Film replaced bulky metal plates and allowed cameras to be much smaller and more manageable for anyone to operate. By 1888 Kodak had made its first film camera and in 1901 the American public could buy a Kodak Brownie. It was the very first uncomplicated point-and-shoot camera. Simple, affordable, and so easy to use that practically everyone had to have one.
Does that last part sound familiar?
I think in a lot of ways the digital camera revolution we are experiencing today is very similar to what was happening then.
We have digital cameras in our cell phones, digital cameras on our key chains, even disposable digital cameras. Every year they get easier and more convenient. TheSony Cybershot for example now has a 3″ LCD preview screen even though it’s only 3-¾” wide. That was unthinkable just a few years ago.
New advances in technology also help us take better pictures, or at least eliminate some of the easy errors that can crop up.

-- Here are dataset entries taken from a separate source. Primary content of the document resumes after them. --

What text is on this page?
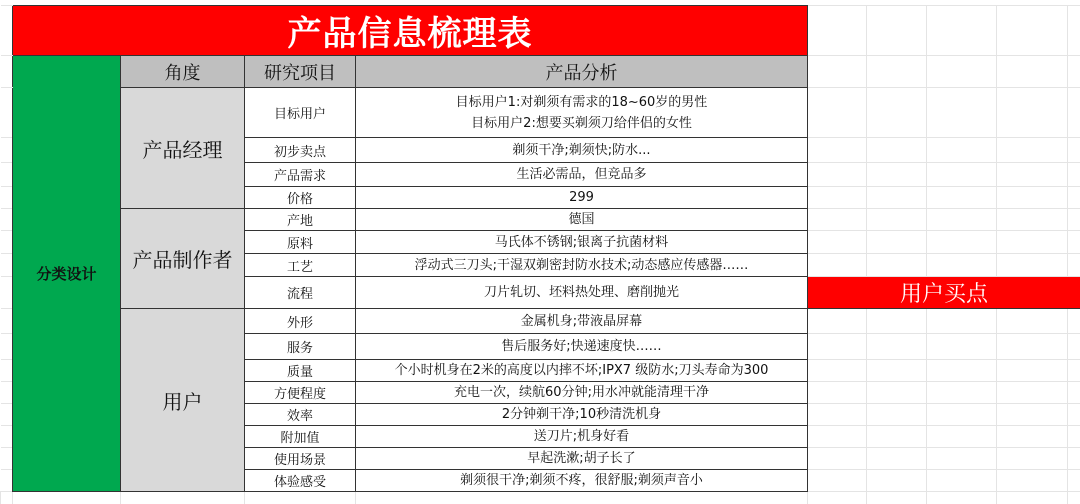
	产品信息梳理表								
	分类设计	角度	研究项目	产品分析					
		产品经理	目标用户	目标用户1:对剃须有需求的18~60岁的男性
目标用户2:想要买剃须刀给伴侣的女性					

			初步卖点	剃须干净;剃须快;防水...					

			产品需求	生活必需品，但竞品多					

			价格	299					

		产品制作者	产地	德国					

			原料	马氏体不锈钢;银离子抗菌材料					

			工艺	浮动式三刀头;干湿双剃密封防水技术;动态感应传感器……					

			流程	刀片轧切、坯料热处理、磨削抛光	用户买点				
		用户	外形	金属机身;带液晶屏幕					

			服务	售后服务好;快递速度快……					

			质量	个小时机身在2米的高度以内摔不坏;IPX7 级防水;刀头寿命为300					

			方便程度	充电一次，续航60分钟;用水冲就能清理干净					

			效率	2分钟剃干净;10秒清洗机身					

			附加值	送刀片;机身好看					

			使用场景	早起洗漱;胡子长了					

			体验感受	剃须很干净;剃须不疼，很舒服;剃须声音小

Several FujiFilm cameras now are installed with face recognition software for perfect auto-focusing every time.
Making pictures has become so ridiculously simple that we have to wonder where it leaves us; artists whose livelihood depend on making images? Like the portrait painters of the early 1900’s, will our skills become unnecessary as technology makes us obsolete?
I doubt it.
After all, painting survived the rise of the camera, although many predicted it wouldn’t.
And no matter how incredible camera technology becomes, at least there will always be a need for artists to push that button. Or, I suppose, to delete a lot of bad photos.